La disforia di genere minorile è un fenomeno che in Italia ha richiamato l’attenzione dopo il caso di Camilla, una mamma che ha aperto un blog per raccontare la vita del figlio, a cui non piacciono macchine e super eroi ma bambole. Esistono delle linee guida internazionali, ma qui non sono state ancora recepite. Esistono però dei centri che si occupano del tema, come l’unità di Medicina della Sessualità e Andrologia dell’ospedale universitario Careggi, di Firenze. Da uno studio condotto dal professor Mario Maggi è emerso che 4 soggetti su 5 hanno un esordio precoce della disforia, cioè prima degli 11 anni.
L’attenzione in Italia a queste problematiche dell’età infantile è recente, ma in Olanda, ad esempio, risale agli anni ’80. «Hanno capito che bisogna intercettare la disforia in età adolescenziale e trattare i soggetti sia con un approccio psicologico, sia medico con il blocco dell’evoluzione puberale nei casi compresi nelle linee guida internazionali», ha spiegato Maggi a La Stampa. L’identità sessuale dei bambini è fluida, quindi in divenire: per questo solo il 15% dei bambini under 12 che mostrano comportamenti cross-gender li mostreranno anche in età adolescenziale. Se, invece, la disforia di genere persiste in età adolescenziale, raramente desiste.

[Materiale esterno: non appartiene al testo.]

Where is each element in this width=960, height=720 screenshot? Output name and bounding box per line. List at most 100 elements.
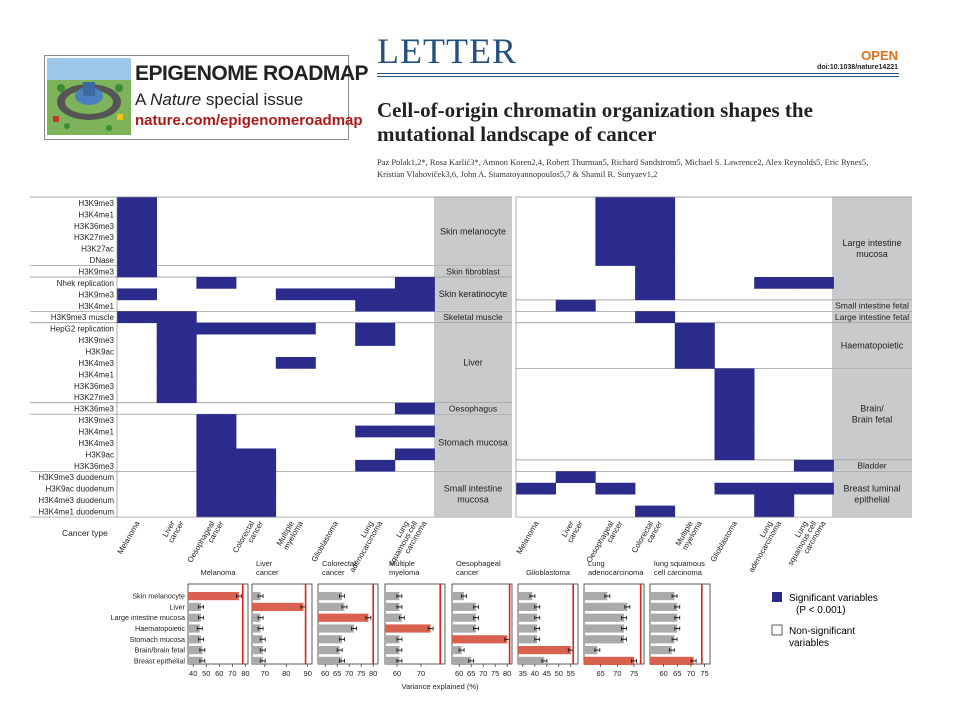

Prescrivendo i bloccanti della pubertà si dà all’adolescente più tempo per riflettere sulla propria identità sessuale, ma in Italia è vietato, perché la disforia di genere nei minorenni non è riconosciuta come entità nosografica. In soli due casi al Careggi, nel 2013, è stato possibile prescrivere questi farmaci a due ragazzi, uno maschio e una femmina: si erano costretti al digiuno e il rischio di suicidio era alto. Ora i due ragazzi stanno bene, ma il professor Maggi si chiede se in alcuni casi di anoressia in età adolescenziale si possa nascondere qualcuno di disforia di genere.

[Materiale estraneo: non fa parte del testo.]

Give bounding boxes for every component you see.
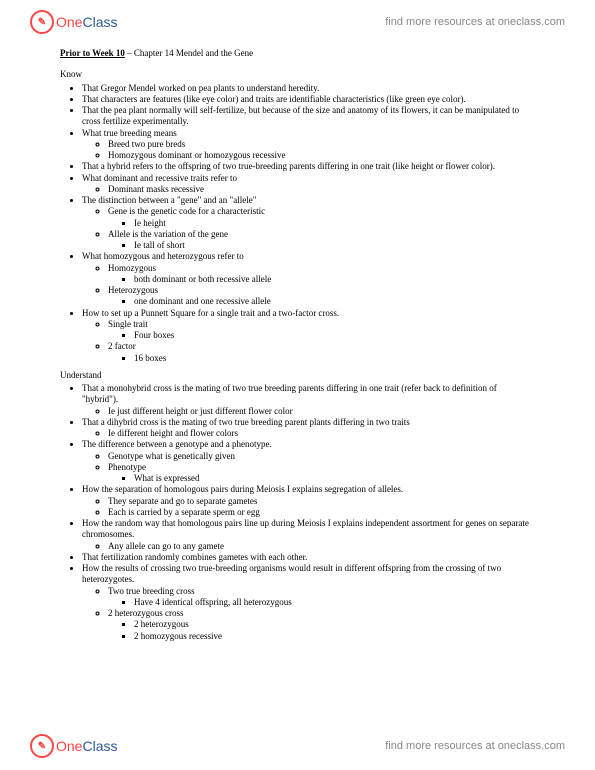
list-item: What true breeding means Breed two pure … — [82, 128, 535, 162]
item-text: That a monohybrid cross is the mating of… — [82, 383, 497, 404]
list-item: Gene is the genetic code for a character… — [108, 206, 535, 229]
logo-icon: ✎ — [30, 10, 54, 34]
list-item: 2 heterozygous cross 2 heterozygous 2 ho… — [108, 608, 535, 642]
list-item: That characters are features (like eye c… — [82, 94, 535, 105]
list-item: Breed two pure breds — [108, 139, 535, 150]
brand-logo-footer: ✎ OneClass — [30, 734, 117, 758]
list-item: Ie height — [134, 218, 535, 229]
list-item: Have 4 identical offspring, all heterozy… — [134, 597, 535, 608]
list-item: one dominant and one recessive allele — [134, 296, 535, 307]
brand-class: Class — [82, 14, 117, 30]
list-item: Heterozygous one dominant and one recess… — [108, 285, 535, 308]
item-text: 2 factor — [108, 341, 136, 351]
document-body: Prior to Week 10 – Chapter 14 Mendel and… — [0, 40, 595, 652]
list-item: Four boxes — [134, 330, 535, 341]
brand-name: OneClass — [56, 14, 117, 30]
list-item: 2 factor 16 boxes — [108, 341, 535, 364]
list-item: What dominant and recessive traits refer… — [82, 173, 535, 196]
page-footer: ✎ OneClass find more resources at onecla… — [0, 726, 595, 770]
know-list: That Gregor Mendel worked on pea plants … — [60, 83, 535, 364]
list-item: What is expressed — [134, 473, 535, 484]
item-text: Gene is the genetic code for a character… — [108, 206, 265, 216]
list-item: Single trait Four boxes — [108, 319, 535, 342]
list-item: Phenotype What is expressed — [108, 462, 535, 485]
item-text: Phenotype — [108, 462, 146, 472]
title-rest: – Chapter 14 Mendel and the Gene — [125, 48, 253, 58]
list-item: That a hybrid refers to the offspring of… — [82, 161, 535, 172]
list-item: Two true breeding cross Have 4 identical… — [108, 586, 535, 609]
page-header: ✎ OneClass find more resources at onecla… — [0, 0, 595, 40]
know-heading: Know — [60, 69, 535, 80]
understand-list: That a monohybrid cross is the mating of… — [60, 383, 535, 642]
item-text: The difference between a genotype and a … — [82, 439, 272, 449]
title-prior: Prior to Week 10 — [60, 48, 125, 58]
resources-link[interactable]: find more resources at oneclass.com — [385, 16, 565, 28]
item-text: How the results of crossing two true-bre… — [82, 563, 501, 584]
list-item: Dominant masks recessive — [108, 184, 535, 195]
list-item: How the results of crossing two true-bre… — [82, 563, 535, 642]
item-text: Heterozygous — [108, 285, 158, 295]
list-item: How to set up a Punnett Square for a sin… — [82, 308, 535, 364]
item-text: How to set up a Punnett Square for a sin… — [82, 308, 339, 318]
document-title: Prior to Week 10 – Chapter 14 Mendel and… — [60, 48, 535, 59]
list-item: Genotype what is genetically given — [108, 451, 535, 462]
item-text: How the separation of homologous pairs d… — [82, 484, 403, 494]
list-item: Each is carried by a separate sperm or e… — [108, 507, 535, 518]
list-item: Ie just different height or just differe… — [108, 406, 535, 417]
list-item: They separate and go to separate gametes — [108, 496, 535, 507]
item-text: Homozygous — [108, 263, 156, 273]
list-item: That a monohybrid cross is the mating of… — [82, 383, 535, 417]
list-item: Homozygous both dominant or both recessi… — [108, 263, 535, 286]
list-item: How the random way that homologous pairs… — [82, 518, 535, 552]
list-item: How the separation of homologous pairs d… — [82, 484, 535, 518]
list-item: 2 homozygous recessive — [134, 631, 535, 642]
logo-icon: ✎ — [30, 734, 54, 758]
item-text: The distinction between a "gene" and an … — [82, 195, 256, 205]
list-item: 2 heterozygous — [134, 619, 535, 630]
list-item: Allele is the variation of the gene Ie t… — [108, 229, 535, 252]
list-item: The difference between a genotype and a … — [82, 439, 535, 484]
item-text: That a dihybrid cross is the mating of t… — [82, 417, 410, 427]
list-item: What homozygous and heterozygous refer t… — [82, 251, 535, 307]
list-item: That a dihybrid cross is the mating of t… — [82, 417, 535, 440]
item-text: Single trait — [108, 319, 148, 329]
list-item: Ie tall of short — [134, 240, 535, 251]
list-item: The distinction between a "gene" and an … — [82, 195, 535, 251]
item-text: What dominant and recessive traits refer… — [82, 173, 237, 183]
item-text: 2 heterozygous cross — [108, 608, 183, 618]
list-item: That Gregor Mendel worked on pea plants … — [82, 83, 535, 94]
brand-one: One — [56, 14, 82, 30]
brand-name-footer: OneClass — [56, 738, 117, 754]
list-item: Any allele can go to any gamete — [108, 541, 535, 552]
understand-heading: Understand — [60, 370, 535, 381]
item-text: What true breeding means — [82, 128, 177, 138]
brand-one: One — [56, 738, 82, 754]
list-item: That fertilization randomly combines gam… — [82, 552, 535, 563]
brand-class: Class — [82, 738, 117, 754]
list-item: That the pea plant normally will self-fe… — [82, 105, 535, 128]
list-item: 16 boxes — [134, 353, 535, 364]
item-text: What homozygous and heterozygous refer t… — [82, 251, 244, 261]
list-item: Homozygous dominant or homozygous recess… — [108, 150, 535, 161]
list-item: both dominant or both recessive allele — [134, 274, 535, 285]
item-text: How the random way that homologous pairs… — [82, 518, 529, 539]
item-text: Allele is the variation of the gene — [108, 229, 228, 239]
resources-link-footer[interactable]: find more resources at oneclass.com — [385, 740, 565, 752]
list-item: Ie different height and flower colors — [108, 428, 535, 439]
brand-logo: ✎ OneClass — [30, 10, 117, 34]
item-text: Two true breeding cross — [108, 586, 195, 596]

Il tema potrebbe essere affrontato nelle scuole, soprattutto per informarli e arrivare così ad una diagnosi precoce e accurata, ma le associazioni cattoliche fanno muro. Circa l’1% dei ragazzi sotto i 12 anni si sente a disagio con la propria identità, quindi la questione è tutt’altro che marginale. All’estero si interviene a livello psicologico e ormonale, in Italia invece si fa ancora poco.